St John of God Murdoch Hospital has invested $2.5m to improve clinical outcomes for surgical patients by implementing the latest cutting-edge imaging technology, becoming the first private hospital in Western Australia to offer these systems.
The Olympus VISERA ELITE II System with 4K, 3D and Infrared surgical modes are designed to increase accuracy, speed and precision during surgery and have been made available in eight of the hospitals 16 theatres.
Seven of these are mobile, meaning they can be moved to each specialist theatre and one is fixed and offers 4K, 3D and Infrared (IR) capabilities.
The system offers different observation possibilities such as narrow band imaging and infrared imaging. Infrared imaging is particularly important for gynaecological oncology procedures such as sentinel lymph node mapping, colorectal liver metastases and biliary identification during laparoscopic cholecystectomy.
The hospital has also acquired an additional system – the Olympus 4K System.

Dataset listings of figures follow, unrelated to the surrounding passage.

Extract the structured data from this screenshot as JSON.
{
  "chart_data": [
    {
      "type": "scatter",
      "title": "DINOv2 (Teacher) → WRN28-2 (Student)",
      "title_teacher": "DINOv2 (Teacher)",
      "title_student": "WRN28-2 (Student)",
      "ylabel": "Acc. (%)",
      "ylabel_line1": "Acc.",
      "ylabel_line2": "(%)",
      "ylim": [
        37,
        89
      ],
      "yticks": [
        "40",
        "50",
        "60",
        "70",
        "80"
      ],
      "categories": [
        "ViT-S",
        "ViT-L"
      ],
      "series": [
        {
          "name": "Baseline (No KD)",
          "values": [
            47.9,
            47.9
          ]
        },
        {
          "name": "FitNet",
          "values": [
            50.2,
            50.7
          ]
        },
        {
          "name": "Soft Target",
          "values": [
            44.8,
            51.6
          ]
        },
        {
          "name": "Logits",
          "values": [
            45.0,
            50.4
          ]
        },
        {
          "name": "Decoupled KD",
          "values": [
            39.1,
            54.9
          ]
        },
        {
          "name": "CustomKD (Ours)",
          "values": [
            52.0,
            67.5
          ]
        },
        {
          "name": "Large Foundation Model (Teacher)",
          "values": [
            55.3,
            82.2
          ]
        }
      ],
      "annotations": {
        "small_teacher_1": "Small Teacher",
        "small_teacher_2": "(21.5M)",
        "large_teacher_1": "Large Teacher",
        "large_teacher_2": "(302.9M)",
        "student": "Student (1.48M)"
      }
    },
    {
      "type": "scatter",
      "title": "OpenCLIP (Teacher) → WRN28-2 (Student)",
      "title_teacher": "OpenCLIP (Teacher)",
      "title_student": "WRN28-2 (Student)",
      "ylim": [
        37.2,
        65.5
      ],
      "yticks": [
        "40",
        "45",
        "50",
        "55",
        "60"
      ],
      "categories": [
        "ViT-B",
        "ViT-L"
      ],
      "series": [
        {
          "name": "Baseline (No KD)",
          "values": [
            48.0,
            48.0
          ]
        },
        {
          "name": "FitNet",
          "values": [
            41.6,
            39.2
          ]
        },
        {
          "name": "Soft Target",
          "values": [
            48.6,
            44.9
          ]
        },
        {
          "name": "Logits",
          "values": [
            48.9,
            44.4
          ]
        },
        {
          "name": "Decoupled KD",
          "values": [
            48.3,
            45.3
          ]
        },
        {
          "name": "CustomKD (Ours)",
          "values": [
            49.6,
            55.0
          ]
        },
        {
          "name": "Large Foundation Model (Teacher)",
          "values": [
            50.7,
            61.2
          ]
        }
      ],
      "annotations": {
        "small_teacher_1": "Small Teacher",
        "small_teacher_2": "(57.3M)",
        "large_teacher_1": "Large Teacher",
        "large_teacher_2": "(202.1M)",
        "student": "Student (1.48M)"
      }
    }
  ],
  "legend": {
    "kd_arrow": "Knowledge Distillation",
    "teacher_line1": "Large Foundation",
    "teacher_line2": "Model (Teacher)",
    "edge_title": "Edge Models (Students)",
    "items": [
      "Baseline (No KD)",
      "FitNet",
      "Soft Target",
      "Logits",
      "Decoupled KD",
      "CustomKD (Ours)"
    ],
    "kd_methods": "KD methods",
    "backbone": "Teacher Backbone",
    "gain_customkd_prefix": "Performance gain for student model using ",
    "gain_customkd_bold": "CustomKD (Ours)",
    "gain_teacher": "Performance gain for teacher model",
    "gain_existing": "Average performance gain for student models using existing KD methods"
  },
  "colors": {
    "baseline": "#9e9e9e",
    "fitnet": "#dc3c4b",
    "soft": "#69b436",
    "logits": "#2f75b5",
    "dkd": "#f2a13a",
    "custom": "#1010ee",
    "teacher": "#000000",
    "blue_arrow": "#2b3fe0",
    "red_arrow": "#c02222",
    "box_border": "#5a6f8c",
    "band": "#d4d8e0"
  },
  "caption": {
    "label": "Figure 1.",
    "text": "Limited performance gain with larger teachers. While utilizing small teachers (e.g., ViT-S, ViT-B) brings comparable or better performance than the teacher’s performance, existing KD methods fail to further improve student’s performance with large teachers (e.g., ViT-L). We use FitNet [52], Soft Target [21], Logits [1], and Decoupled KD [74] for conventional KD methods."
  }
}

The Olympus 4K surgical platform to be used for primary and revisional laparoscopic procedures, offers true 4K image quality at four times the resolution of Full HD and utilises a wider colour gamut (BT2020) with over one billion colour combinations allowing for greater accuracy, speed and precision during surgery.
Improved patient outcomes
Perioperative Services Manager Dave Ramsay said the two new systems will be used for a range of surgical procedures in the areas of Upper GI, Bariatric, Colorectal, General, Gynaecology, Cardio Thoracic and ENT.
“Having the cutting-edge laparoscopic systems in our theatres means surgeons have the ultimate view of their surgical field,” he said.
“As one surgeon aptly put it, it means they have a view of open surgery combined with the magnification of a telescope.”
CEO, Ben Edwards said investing in the latest technologies was imperative for patient care.
“We are proud to have such highly-skilled specialists using these cutting-edge technologies across the hospital and we will continue to invest in future medical technologies which support improved patient outcomes,” he said.